The Naturalization Oath of Allegiance, recited by every new American citizen at the conclusion of the naturalization process, reads:
“I hereby declare, on oath, that I absolutely and entirely renounce and abjure all allegiance and fidelity to any foreign prince, potentate, state, or sovereignty, of whom or which I have heretofore been a subject or citizen; that I will support and defend the Constitution and laws of the United States of America against all enemies, foreign and domestic; that I will bear true faith and allegiance to the same; that I will bear arms on behalf of the United States when required by the law; that I will perform noncombatant service in the Armed Forces of the United States when required by the law; that I will perform work of national importance under civilian direction when required by the law; and that I take this obligation freely, without any mental reservation or purpose of evasion. So help me God.”
Discussion Questions:
- What responsibilities come with these oaths, and how might they guide decision-making in difficult moments?
- All three oaths commit a person to the Constitution, not to a party, a president, or a particular policy. Why might that distinction matter?
- How do these three oaths differ, and why might those differences matter?
- What are your responsibilities as an American citizen?
- Would you take any of these oaths?

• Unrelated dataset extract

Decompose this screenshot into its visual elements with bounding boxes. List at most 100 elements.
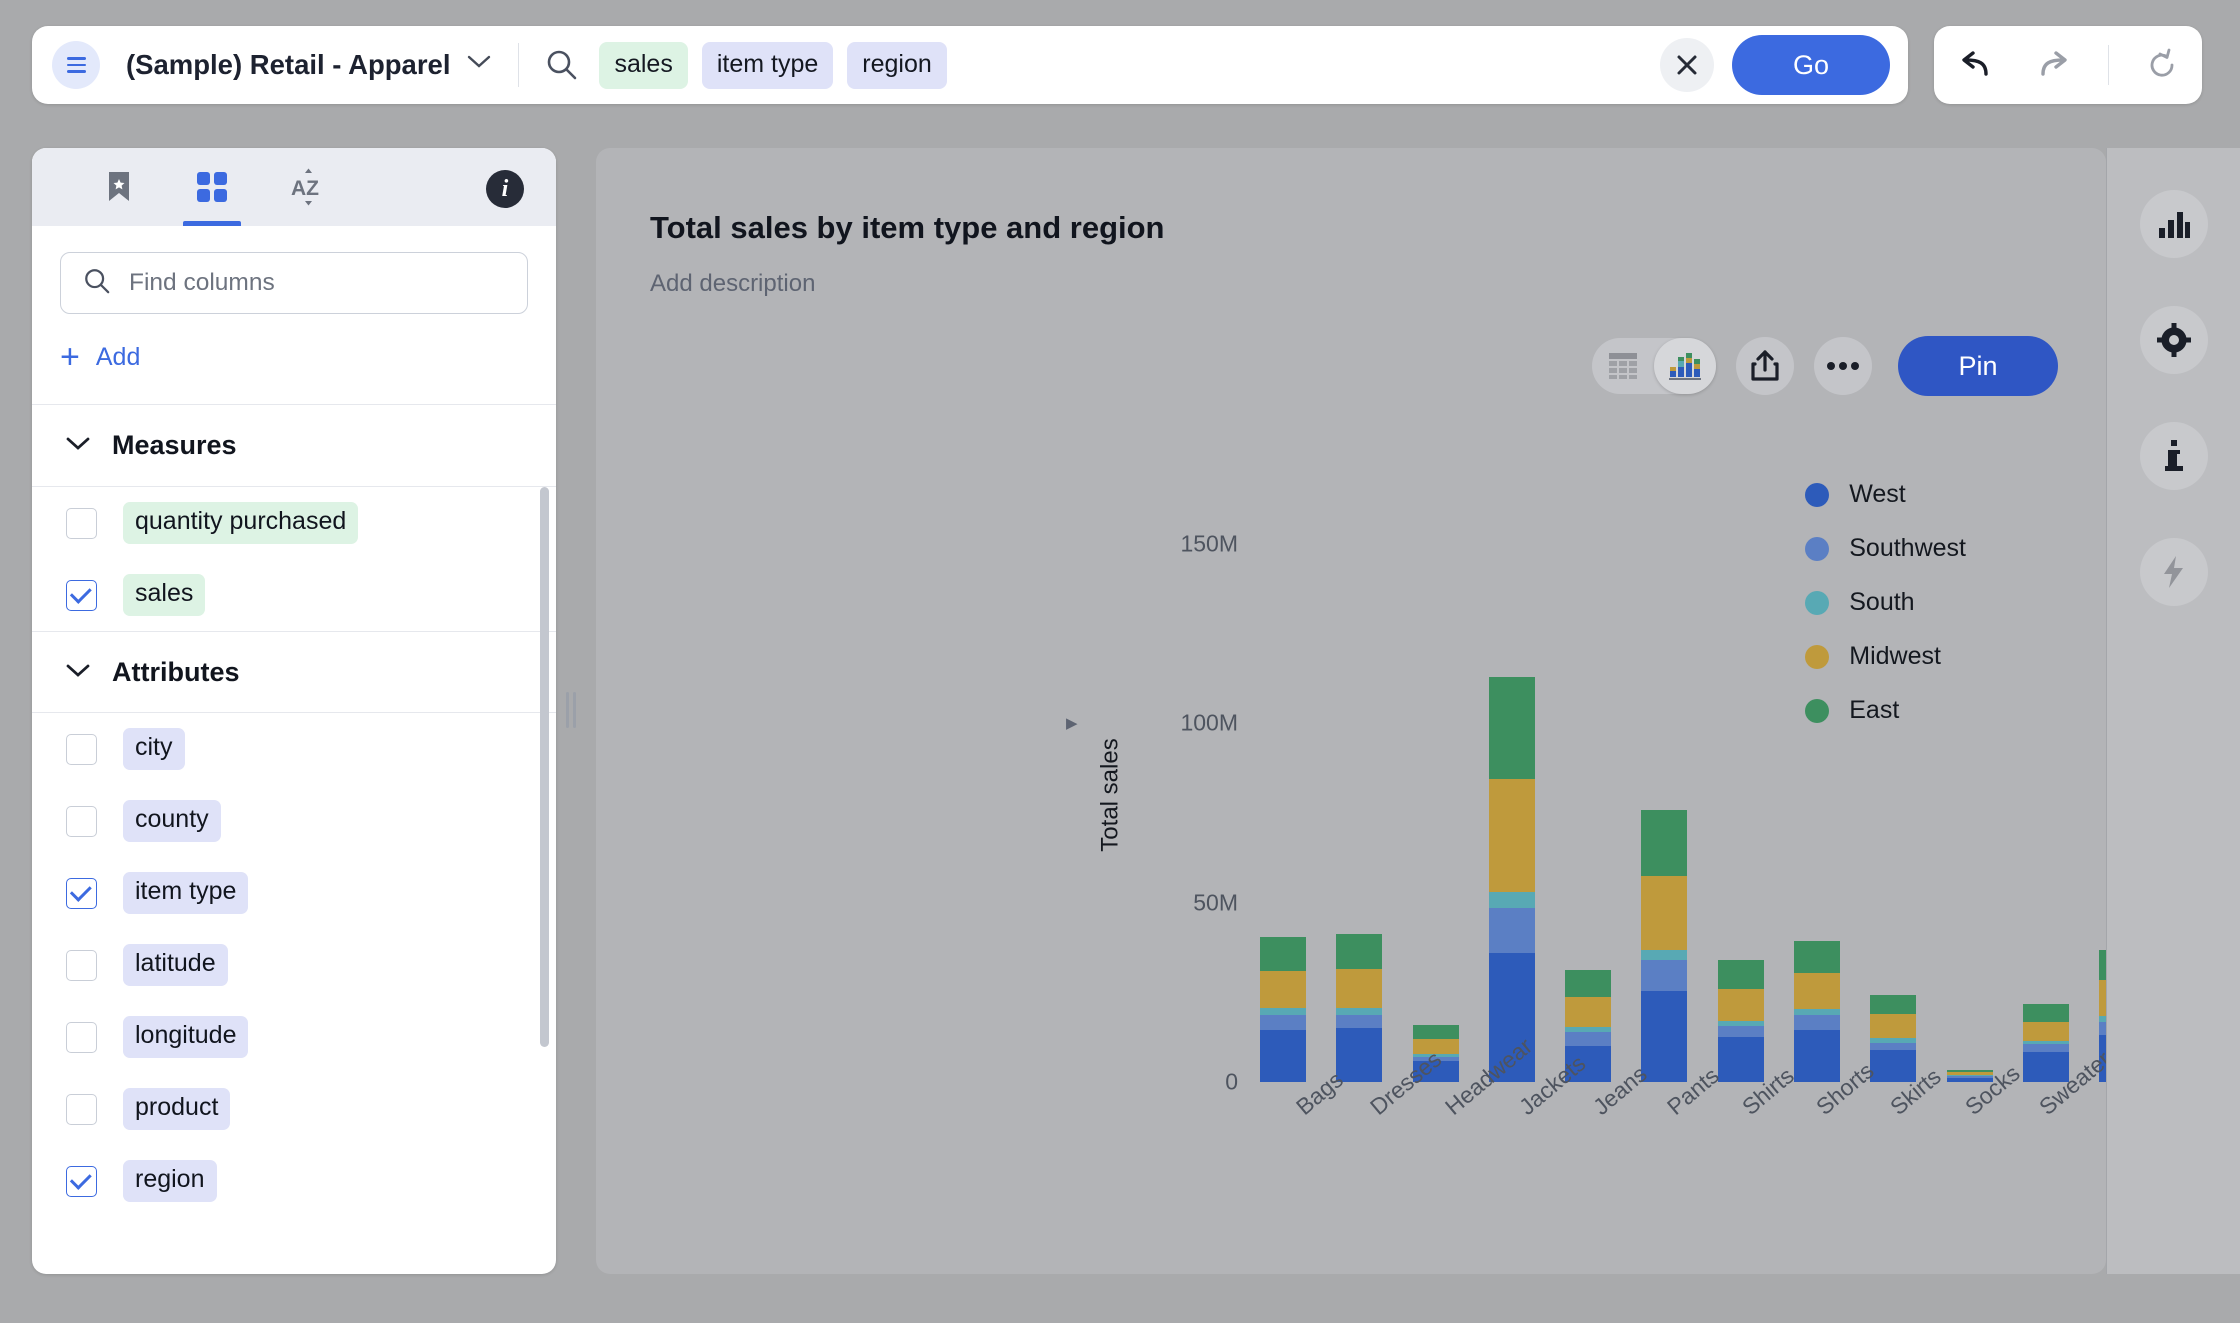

Why or why not? What would you find easiest and hardest about upholding each of them?
prologue
Courage and Bravery
- How does the author differentiate between courage and bravery? Why does he argue that bravery alone is not a virtue?
- What is the difference between physical courage and moral courage?
- Which historical figure does the author identify as embodying both physical and moral courage? Why? Identify another historical figure whose actions you believe fused both forms of courage, and explain your reasoning.
Courage and the Common Good
- The author defines courage as a choice that serves the common good. He argues that two people can disagree about what the common good is and both still act with courage, giving the example of a soldier who volunteers for war and a conscientious objector who refuses to serve because he views the same war as unjust. What does this suggest about courage? Do you agree that two people on opposite sides of a moral question can both be courageous?
- Can courage be measured? What does the author say about this? What do you think?
Stoicism and Servant-Leadership
- What is Stoicism, and why does the author find it relevant to leadership today?
- What is servant-leadership? How does the author argue that Marcus Aurelius embodied it?
- Identify a contemporary or historical American leader whom you believe embodies servant-leadership, and describe a specific action by this individual that reflected this ideal.
This Prologue and You
- Drawing on the author’s distinction between courage and bravery, identify an act of courage you have observed or read about — physical, moral, or both. Why does it qualify as courage rather than bravery? What did you learn from it?
The Book Itself
- How did the author select the ten leaders in this book? What criteria did he use? Do you believe he could have made better choices? Is there another contemporary elected official he could have chosen—and if so, why?